Ministry of Public Health, College of Physicians in Romania, Dental College and College of Pharmacists in Romania Romania shall, in consultation with the Order of Practitioners of Complementary Medicine / Alternative, studies curriculum for institutions that prepare practitioners of complementary medicine / alternative to ensure level qualification. (9)
Solutions for the Romanian laws regarding C.A.M.
As it has been seen before, the Romanian law is not very specific regarding C.A.M.
CAMbrella – the pan-European network for Complementary and Alternative Medicine in the EU in its newsletter spring 2011 writes: “In Romania the legislation regarding the practice of different therapies is very permissive, even though there are no accredited trainers and no official certification for many CAM therapies. (10) As proof for this, is the Romanian law: Ordin nr. 418/2005 “Certification of graduation in the programme of complementary studies implied obtaining a competence issued exclusively by the Ministry of Health through the National Center of Continuous Education Bucharest only for medical doctors, dentists and pharmacists”. (11)
The conclusion is that in Romania the Ministry of Health doesn’t specify clearly which therapies are only for MDs, and which ones can be practiced also by other categories, excepting Kinetotheraphy – which can be practiced by anyone who graduated the Competence Exam in this field.

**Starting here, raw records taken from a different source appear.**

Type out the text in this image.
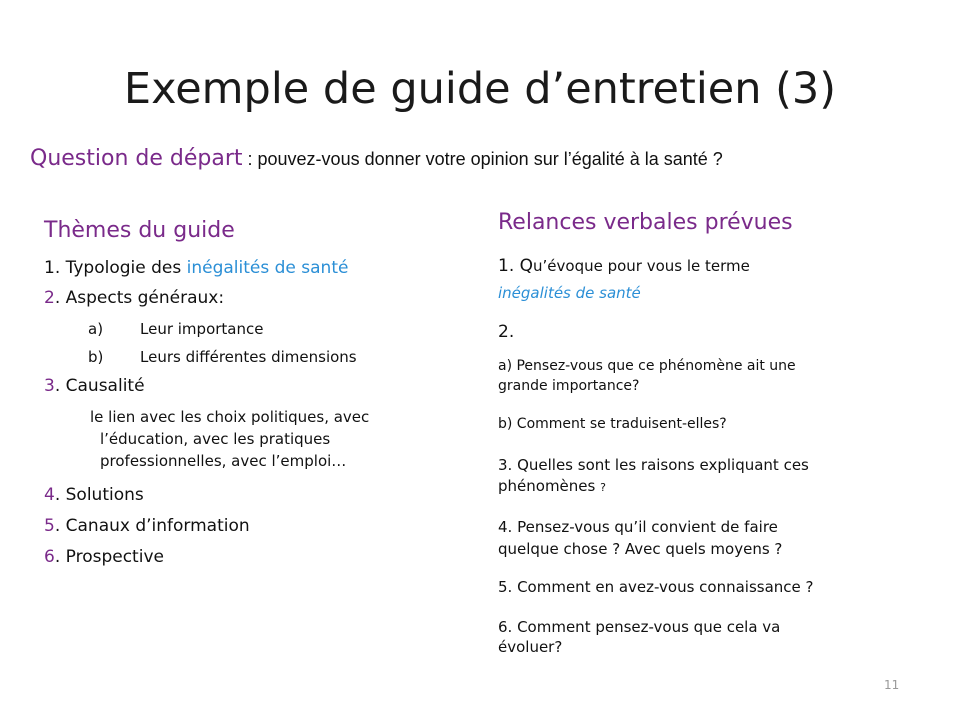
Exemple de guide d’entretien (3)
Question de départ : pouvez-vous donner votre opinion sur l’égalité à la santé ?
Thèmes du guide
1. Typologie des inégalités de santé
2. Aspects généraux:
a) Leur importance
b) Leurs différentes dimensions
3. Causalité
le lien avec les choix politiques, avec
l’éducation, avec les pratiques
professionnelles, avec l’emploi…
4. Solutions
5. Canaux d’information
6. Prospective
Relances verbales prévues
1. Qu’évoque pour vous le terme
inégalités de santé
2.
a) Pensez-vous que ce phénomène ait une
grande importance?
b) Comment se traduisent-elles?
3. Quelles sont les raisons expliquant ces
phénomènes ?
4. Pensez-vous qu’il convient de faire
quelque chose ? Avec quels moyens ?
5. Comment en avez-vous connaissance ?
6. Comment pensez-vous que cela va
évoluer?
11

Because the laws in Romania are unclear, non-specific and permissive, a non MD’s Association – ANATECOR (The National Association Regarding Complementary Therapies in Romania) has gained field in our country. This non-Governmental Association covers all the non-MD therapists and the MDs that share the same opinion with them. From their point of view, all CAM therapies should be provided also by other fields of activity, not only by MDs. (12). We don’t agree with these, because anyway the current statuss of CAM in Romania is already a derutating one, and now ANATECOR wants to develop a law-project for our Parliament to vote for liberalizing CAM in Romania. Adopting this law means a total chaos for alternative therapies, for patients, and of course, for MDs.
The solution against the law ANATECOR is prepairing would be a more specific legislation about CAM in Romania. This new legislation should be accordingly to the EU regulations, but should also agree with what MDs want for first, and then with what therapists from other categories want.